On this, he’s a man of charming, but almost irascible conviction – it’s all about the song, not the singer. Coming from an extreme trainspotter record collector mentality (think endless mornings at swap meets, intricate networks of tape swapping and trawling web 1.0 message boards), Waterhouse is disdainful of anything that seeks out the image instead of the soul of the sound, something eternally and refreshingly present in his own music.
“I’m kind of rooted in a record swapper culture; once you have this object, it actually exists as a part of your life. We’re within this age of anxiety, this sprawl that we’re afraid will one day stop; like everyone is seeking a little cocaine bump of novelty, scraping the edges of everything before moving on to the next thing while it’s hot. I feel like this mentality has trickled down to a lot of artists, since the internet has turned everyone into a consumer of the rare and obscure.”

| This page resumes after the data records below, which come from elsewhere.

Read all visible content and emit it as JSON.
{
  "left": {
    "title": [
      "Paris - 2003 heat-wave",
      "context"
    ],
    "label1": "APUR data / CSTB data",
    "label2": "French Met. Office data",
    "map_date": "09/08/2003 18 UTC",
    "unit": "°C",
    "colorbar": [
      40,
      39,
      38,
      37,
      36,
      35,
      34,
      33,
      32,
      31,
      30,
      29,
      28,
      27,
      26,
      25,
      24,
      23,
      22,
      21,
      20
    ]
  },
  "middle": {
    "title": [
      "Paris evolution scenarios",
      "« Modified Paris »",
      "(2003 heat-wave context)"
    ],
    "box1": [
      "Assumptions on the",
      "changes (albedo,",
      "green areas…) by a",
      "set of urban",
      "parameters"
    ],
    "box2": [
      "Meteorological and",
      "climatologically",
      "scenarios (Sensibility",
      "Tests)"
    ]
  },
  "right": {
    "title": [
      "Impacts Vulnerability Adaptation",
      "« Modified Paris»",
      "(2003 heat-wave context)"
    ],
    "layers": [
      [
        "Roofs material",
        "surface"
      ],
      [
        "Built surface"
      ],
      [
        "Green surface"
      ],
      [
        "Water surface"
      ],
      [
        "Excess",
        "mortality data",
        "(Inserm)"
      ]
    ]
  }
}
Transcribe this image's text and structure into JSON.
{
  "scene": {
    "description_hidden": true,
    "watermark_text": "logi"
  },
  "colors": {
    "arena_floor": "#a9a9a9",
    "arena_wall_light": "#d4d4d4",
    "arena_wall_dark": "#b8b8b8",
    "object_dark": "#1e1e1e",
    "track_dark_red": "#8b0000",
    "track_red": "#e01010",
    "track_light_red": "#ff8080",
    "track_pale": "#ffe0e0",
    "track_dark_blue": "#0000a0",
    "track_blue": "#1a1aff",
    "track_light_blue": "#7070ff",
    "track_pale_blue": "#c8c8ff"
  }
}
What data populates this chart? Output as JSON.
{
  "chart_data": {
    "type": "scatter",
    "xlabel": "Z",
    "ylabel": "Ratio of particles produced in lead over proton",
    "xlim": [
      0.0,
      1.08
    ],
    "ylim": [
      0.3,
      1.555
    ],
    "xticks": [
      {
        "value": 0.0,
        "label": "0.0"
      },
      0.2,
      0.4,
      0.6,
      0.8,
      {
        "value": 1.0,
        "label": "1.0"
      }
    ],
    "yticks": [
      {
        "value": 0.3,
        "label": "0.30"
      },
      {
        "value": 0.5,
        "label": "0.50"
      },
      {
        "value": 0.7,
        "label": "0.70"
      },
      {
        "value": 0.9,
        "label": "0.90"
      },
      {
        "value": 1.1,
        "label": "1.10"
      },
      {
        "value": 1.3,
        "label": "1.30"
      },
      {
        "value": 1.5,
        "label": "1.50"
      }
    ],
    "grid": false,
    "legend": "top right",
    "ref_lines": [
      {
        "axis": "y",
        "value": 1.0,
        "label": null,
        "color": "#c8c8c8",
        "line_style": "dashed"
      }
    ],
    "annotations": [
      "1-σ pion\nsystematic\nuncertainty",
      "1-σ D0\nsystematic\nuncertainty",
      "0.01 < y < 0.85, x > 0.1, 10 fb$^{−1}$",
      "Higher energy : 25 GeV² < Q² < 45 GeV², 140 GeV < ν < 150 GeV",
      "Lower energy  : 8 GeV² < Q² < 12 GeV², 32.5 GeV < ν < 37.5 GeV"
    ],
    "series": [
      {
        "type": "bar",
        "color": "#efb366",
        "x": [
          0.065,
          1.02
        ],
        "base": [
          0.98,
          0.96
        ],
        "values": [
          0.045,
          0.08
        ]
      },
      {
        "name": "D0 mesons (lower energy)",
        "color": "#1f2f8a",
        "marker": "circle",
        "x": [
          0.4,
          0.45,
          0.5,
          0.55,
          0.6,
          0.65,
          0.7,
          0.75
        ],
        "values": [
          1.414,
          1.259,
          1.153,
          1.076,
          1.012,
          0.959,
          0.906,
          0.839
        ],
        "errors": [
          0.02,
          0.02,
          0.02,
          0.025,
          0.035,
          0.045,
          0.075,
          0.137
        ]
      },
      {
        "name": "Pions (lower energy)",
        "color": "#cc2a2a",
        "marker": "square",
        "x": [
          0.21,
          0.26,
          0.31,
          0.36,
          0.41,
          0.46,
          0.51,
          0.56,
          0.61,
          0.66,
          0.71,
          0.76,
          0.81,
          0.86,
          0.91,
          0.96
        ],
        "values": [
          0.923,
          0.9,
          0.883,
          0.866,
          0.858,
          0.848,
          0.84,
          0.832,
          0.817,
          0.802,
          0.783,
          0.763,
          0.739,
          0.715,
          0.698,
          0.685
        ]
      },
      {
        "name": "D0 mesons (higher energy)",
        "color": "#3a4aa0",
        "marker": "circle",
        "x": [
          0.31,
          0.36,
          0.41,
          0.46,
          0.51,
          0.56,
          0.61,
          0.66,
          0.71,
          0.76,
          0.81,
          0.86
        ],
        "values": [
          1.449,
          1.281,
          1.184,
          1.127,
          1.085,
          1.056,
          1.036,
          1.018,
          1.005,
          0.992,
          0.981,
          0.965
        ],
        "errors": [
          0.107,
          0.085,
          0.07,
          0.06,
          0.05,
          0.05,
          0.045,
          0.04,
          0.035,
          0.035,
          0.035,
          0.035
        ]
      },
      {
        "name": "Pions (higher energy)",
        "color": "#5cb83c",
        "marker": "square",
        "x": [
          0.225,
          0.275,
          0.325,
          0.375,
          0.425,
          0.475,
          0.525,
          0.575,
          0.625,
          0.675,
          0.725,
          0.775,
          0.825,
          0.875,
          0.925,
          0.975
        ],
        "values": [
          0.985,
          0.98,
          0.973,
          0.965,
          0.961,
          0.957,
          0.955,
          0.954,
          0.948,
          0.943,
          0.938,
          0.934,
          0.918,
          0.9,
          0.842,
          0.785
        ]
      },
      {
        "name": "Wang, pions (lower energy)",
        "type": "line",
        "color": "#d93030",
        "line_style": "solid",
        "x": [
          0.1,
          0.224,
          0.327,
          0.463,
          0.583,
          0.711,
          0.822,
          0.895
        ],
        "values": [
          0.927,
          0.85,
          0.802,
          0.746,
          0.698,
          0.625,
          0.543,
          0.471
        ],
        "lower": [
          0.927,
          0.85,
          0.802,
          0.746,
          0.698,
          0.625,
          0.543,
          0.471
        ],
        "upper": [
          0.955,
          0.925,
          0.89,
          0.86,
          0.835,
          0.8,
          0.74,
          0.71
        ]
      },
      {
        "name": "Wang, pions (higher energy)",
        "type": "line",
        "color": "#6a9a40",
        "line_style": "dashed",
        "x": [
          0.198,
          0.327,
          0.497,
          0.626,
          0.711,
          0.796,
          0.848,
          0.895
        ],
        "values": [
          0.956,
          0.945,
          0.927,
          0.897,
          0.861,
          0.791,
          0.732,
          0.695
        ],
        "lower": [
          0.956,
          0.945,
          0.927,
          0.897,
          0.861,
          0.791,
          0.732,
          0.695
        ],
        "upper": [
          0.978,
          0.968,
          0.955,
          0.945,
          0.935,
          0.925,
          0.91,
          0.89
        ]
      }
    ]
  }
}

Waterhouse has always been an outlier, though. Growing up in the Orange County garage rock scene, playing shows with his teenage band The Intelligentsia alongside the likes of Ty Segall and the Cold War Kids, his obsessive predilection for more disciplined music set him apart. These days, the gap has been bridged by his immaculately fuzzy production work on the records of the region’s premier Nuggets-worshippers Allah-Las, but for Waterhouse, soul was the only sound that ever spoke to him.
“I’ve tried to explain it so many times to people and it’s like, they ask, ‘how do you get into this stuff?’ and it’s like, ‘I don’t know! How do you fall in love?’ I just keep finding myself compelled to find more. A sensibility in a lot of the work hit me on a visceral level, but I also identified with it philosophically, because the emotions in punk rock and hip hop – the things that were options at the time for kids growing up – none of it really seemed distinctly like what my internal life felt like.”
Live, Waterhouse and his rotating crew of jazzbos are a compelling set of party-starters, honed to a sharp by experiences like a hellish 2012 tour that took in 43 nonstop nights of zigzagging across America. Playing this year’s Perth International Arts Festival’s closing party with the last ever set at the Chevron Festival Gardens is a far less daunting challenge, but one they’re set to blow the lid off.
“We’ll be a sextet down under, with the same rhythm section that’s on Holly, my favourite sax player Paula Henderson – who’s actually from Australia but been in New York for the last 20 years – and Brit Manor singing. These guys are just amazing, and have all really dug it out on the road with me, so they get it right where I need it.”
Considering how long and how critically he’s been immersed in his craft, it feels wise to take Waterhouse’s word on that.